A estrutura institucional recebeu críticas dos monitores ao avaliarem a ausência de planejamento do trabalho, de discussão relacionada aos conflitos cotidianos, inclusive sobre as rebeliões. Eles apontaram ainda a instituição como "autoritária", sem canais de comunicação, rígida nas relações hierárquicas, corporativista, omissa e clientelista, com favorecimentos de uns em detrimento de outros. Recomendações foram feitas de modo que à instituição caberia a melhoria dos espaços físicos, o estabelecimento de um programa de saúde ocupacional, a criação de condições laborais que possibilitassem aos profissionais o acesso à saúde, à cidadania e à dignidade, além de adequações das instalações para o tratamento de situações em que o adolescente ficava mais vulnerável na situação de “seguro”, quando do isolamento deste por ato inaceitável às representações vigentes entre os adolescentes (TAVARES, 2008).

Em uma abordagem acadêmica, outro estudo envolvendo socioeducadores, realizado em Pernambuco e divulgado em 2012, tratou de investigar as práticas pedagógicas e concepções morais circulantes em uma unidade de internação de adolescentes. Ao observar o cotidiano institucional, entrevistar socioeducadores e adolescentes em uma unidade, os pesquisadores buscaram verificar como estes atores sociais avaliavam a instituição, quais eram os seus julgamentos morais, bem como as concepções de justiça e de leis que cada qual detinha (MONTE; SAMPAIO, 2012).

Foi observado que tanto os socioeducadores quanto os adolescentes concebiam a instituição e a medida socioeducativa como mecanismo de sustentação da lei, o que, segundo os pesquisadores, reforçava a heteronomia entre os jovens. A justiça e as leis eram entendidas por eles como referenciais para a manutenção da ordem social e do cumprimento de normas

não sendo reconhecidos como dispositivos de garantia de direitos individuais. A justiça era vista apenas como instituição concreta que decreta a internação e a lei como meio de punição ou castigo. O modelo pedagógico vigente na unidade pesquisada revelou que as ações são pautadas na disciplina, na hierarquia relacional, na punição além da incredulidade quanto ao alcance dos propósitos institucionais de reintegrar os adolescentes em situação de privação de liberdade, reproduzindo o modelo prisional (MONTE; SAMPAIO, 2012).

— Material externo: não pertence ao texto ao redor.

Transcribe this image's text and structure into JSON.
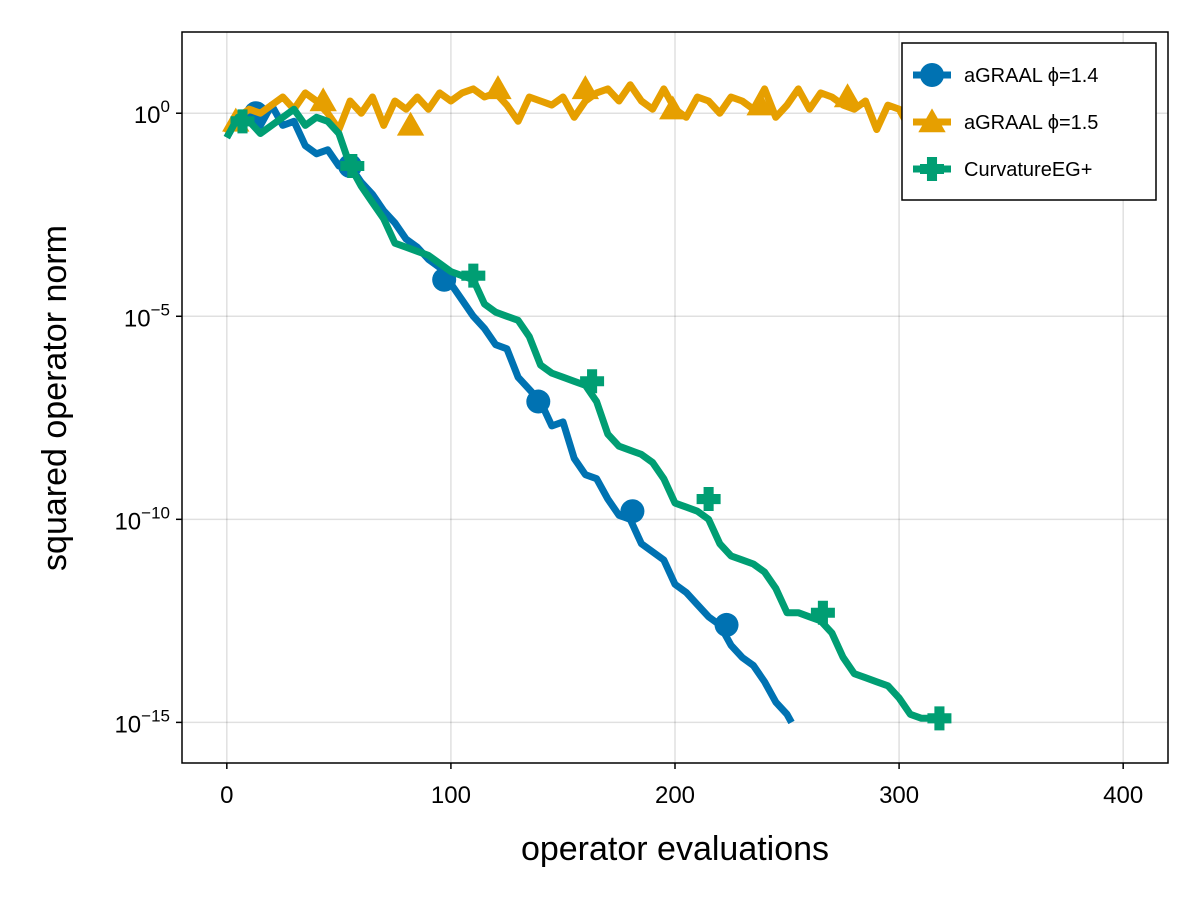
{
  "chart_data": {
    "type": "line",
    "xlabel": "operator evaluations",
    "ylabel": "squared operator norm",
    "xlim": [
      -20,
      420
    ],
    "ylim_log10": [
      -16,
      2
    ],
    "yscale": "log10",
    "grid": true,
    "legend_position": "top-right",
    "x_ticks": [
      {
        "value": 0,
        "label": "0"
      },
      {
        "value": 100,
        "label": "100"
      },
      {
        "value": 200,
        "label": "200"
      },
      {
        "value": 300,
        "label": "300"
      },
      {
        "value": 400,
        "label": "400"
      }
    ],
    "y_ticks": [
      {
        "value": 0,
        "base": "10",
        "exp": "0"
      },
      {
        "value": -5,
        "base": "10",
        "exp": "−5"
      },
      {
        "value": -10,
        "base": "10",
        "exp": "−10"
      },
      {
        "value": -15,
        "base": "10",
        "exp": "−15"
      }
    ],
    "series": [
      {
        "name": "aGRAAL ϕ=1.4",
        "color": "#0072B2",
        "marker": "circle",
        "log10_y": true,
        "x": [
          0,
          5,
          10,
          15,
          20,
          25,
          30,
          35,
          40,
          45,
          50,
          55,
          60,
          65,
          70,
          75,
          80,
          85,
          90,
          95,
          100,
          105,
          110,
          115,
          120,
          125,
          130,
          135,
          140,
          145,
          150,
          155,
          160,
          165,
          170,
          175,
          180,
          185,
          190,
          195,
          200,
          205,
          210,
          215,
          220,
          225,
          230,
          235,
          240,
          245,
          250,
          252
        ],
        "y": [
          -0.6,
          -0.1,
          0.0,
          -0.3,
          0.2,
          -0.3,
          -0.2,
          -0.8,
          -1.0,
          -0.9,
          -1.3,
          -1.3,
          -1.7,
          -2.0,
          -2.4,
          -2.7,
          -3.1,
          -3.3,
          -3.6,
          -3.8,
          -4.2,
          -4.6,
          -5.0,
          -5.3,
          -5.7,
          -5.8,
          -6.5,
          -6.8,
          -7.1,
          -7.7,
          -7.6,
          -8.5,
          -8.9,
          -9.0,
          -9.5,
          -9.9,
          -10.0,
          -10.6,
          -10.8,
          -11.0,
          -11.6,
          -11.8,
          -12.1,
          -12.4,
          -12.6,
          -13.1,
          -13.4,
          -13.6,
          -14.0,
          -14.5,
          -14.8,
          -15.0
        ],
        "marker_x": [
          13,
          55,
          97,
          139,
          181,
          223
        ],
        "marker_y": [
          0.0,
          -1.3,
          -4.1,
          -7.1,
          -9.8,
          -12.6
        ]
      },
      {
        "name": "aGRAAL ϕ=1.5",
        "color": "#E69F00",
        "marker": "triangle",
        "log10_y": true,
        "x": [
          0,
          5,
          10,
          15,
          20,
          25,
          30,
          35,
          40,
          45,
          50,
          55,
          60,
          65,
          70,
          75,
          80,
          85,
          90,
          95,
          100,
          105,
          110,
          115,
          120,
          125,
          130,
          135,
          140,
          145,
          150,
          155,
          160,
          165,
          170,
          175,
          180,
          185,
          190,
          195,
          200,
          205,
          210,
          215,
          220,
          225,
          230,
          235,
          240,
          245,
          250,
          255,
          260,
          265,
          270,
          275,
          280,
          285,
          290,
          295,
          300,
          305,
          310
        ],
        "y": [
          -0.5,
          -0.1,
          0.1,
          0.0,
          0.2,
          0.4,
          0.1,
          0.5,
          0.3,
          0.0,
          -0.4,
          0.3,
          0.0,
          0.4,
          -0.3,
          0.3,
          0.1,
          0.4,
          0.1,
          0.5,
          0.3,
          0.5,
          0.6,
          0.4,
          0.5,
          0.2,
          -0.2,
          0.4,
          0.3,
          0.2,
          0.4,
          -0.1,
          0.3,
          0.5,
          0.6,
          0.3,
          0.7,
          0.3,
          0.1,
          0.6,
          0.1,
          -0.1,
          0.4,
          0.3,
          0.0,
          0.4,
          0.3,
          0.1,
          0.6,
          -0.1,
          0.2,
          0.6,
          0.1,
          0.5,
          0.4,
          0.2,
          0.1,
          0.3,
          -0.4,
          0.2,
          0.1,
          -0.4,
          -0.2
        ],
        "marker_x": [
          4,
          43,
          82,
          121,
          160,
          199,
          238,
          277
        ],
        "marker_y": [
          -0.2,
          0.3,
          -0.3,
          0.6,
          0.6,
          0.1,
          0.2,
          0.4
        ]
      },
      {
        "name": "CurvatureEG+",
        "color": "#009E73",
        "marker": "cross",
        "log10_y": true,
        "x": [
          0,
          5,
          10,
          15,
          20,
          25,
          30,
          35,
          40,
          45,
          50,
          55,
          60,
          65,
          70,
          75,
          80,
          85,
          90,
          95,
          100,
          105,
          110,
          115,
          120,
          125,
          130,
          135,
          140,
          145,
          150,
          155,
          160,
          165,
          170,
          175,
          180,
          185,
          190,
          195,
          200,
          205,
          210,
          215,
          220,
          225,
          230,
          235,
          240,
          245,
          250,
          255,
          260,
          265,
          270,
          275,
          280,
          285,
          290,
          295,
          300,
          305,
          310,
          315,
          318
        ],
        "y": [
          -0.6,
          -0.1,
          -0.2,
          -0.5,
          -0.3,
          -0.1,
          0.1,
          -0.3,
          -0.1,
          -0.2,
          -0.5,
          -1.3,
          -1.8,
          -2.2,
          -2.6,
          -3.2,
          -3.3,
          -3.4,
          -3.5,
          -3.7,
          -3.9,
          -4.0,
          -4.1,
          -4.7,
          -4.9,
          -5.0,
          -5.1,
          -5.5,
          -6.2,
          -6.4,
          -6.5,
          -6.6,
          -6.7,
          -7.1,
          -7.9,
          -8.2,
          -8.3,
          -8.4,
          -8.6,
          -9.0,
          -9.6,
          -9.7,
          -9.8,
          -10.0,
          -10.6,
          -10.9,
          -11.0,
          -11.1,
          -11.3,
          -11.7,
          -12.3,
          -12.3,
          -12.4,
          -12.5,
          -12.8,
          -13.4,
          -13.8,
          -13.9,
          -14.0,
          -14.1,
          -14.4,
          -14.8,
          -14.9,
          -14.9,
          -14.9
        ],
        "marker_x": [
          7,
          56,
          110,
          163,
          215,
          266,
          318
        ],
        "marker_y": [
          -0.2,
          -1.3,
          -4.0,
          -6.6,
          -9.5,
          -12.3,
          -14.9
        ]
      }
    ]
  }
}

Na investigação realizada no Rio Grande do Sul buscou-se verificar a efetividade da Doutrina de Proteção Integral na execução de medida socioeducativa em uma unidade de internação a partir do olhar dos socioeducadores, onde 54,1% dos participantes eram agentes socioeducadores. O estudo considerou questões relacionadas à execução da medida de internação como: se o agente se mantinha presente nos momentos educativos e coercitivos; se consideravam o envolvimento familiar e comunitário; se a unidade previa ações de segurança que resguardasse as vidas dos trabalhadores e dos adolescentes. Ao apurar os dados e informações obtidos os pesquisadores constataram a não existência de consenso entre os socioeducadores em relação às questões propostas. Isso, segundo os autores, permitiu afirmar que a execução da medida ocorre sem seguir o preconizado no ECA na totalidade, além da existência de grande distância entre a realidade imediata da unidade e o previsto nas diretrizes legais havendo muito a ser feito a fim de que o sistema atendesse as suas finalidades (FERRÃO; ZAPPE; DIAS, 2012).

Os estudos apresentados ofereceram aos interessados pela matéria da socioeducação, em específico à execução de medidas de internação, um panorama do quanto ainda é necessário avançar no sentido de qualificar o sistema para o cumprimento dos seus propósitos seja no nível de estrutura, de espaços e ambientes, seja no nível implicação dos atores envolvidos ou ainda no plano de um projeto de sociedade que valorize o papel do socioeducador e nele reconheça uma possibilidade de contribuir para melhoria de vida de adolescentes e jovens.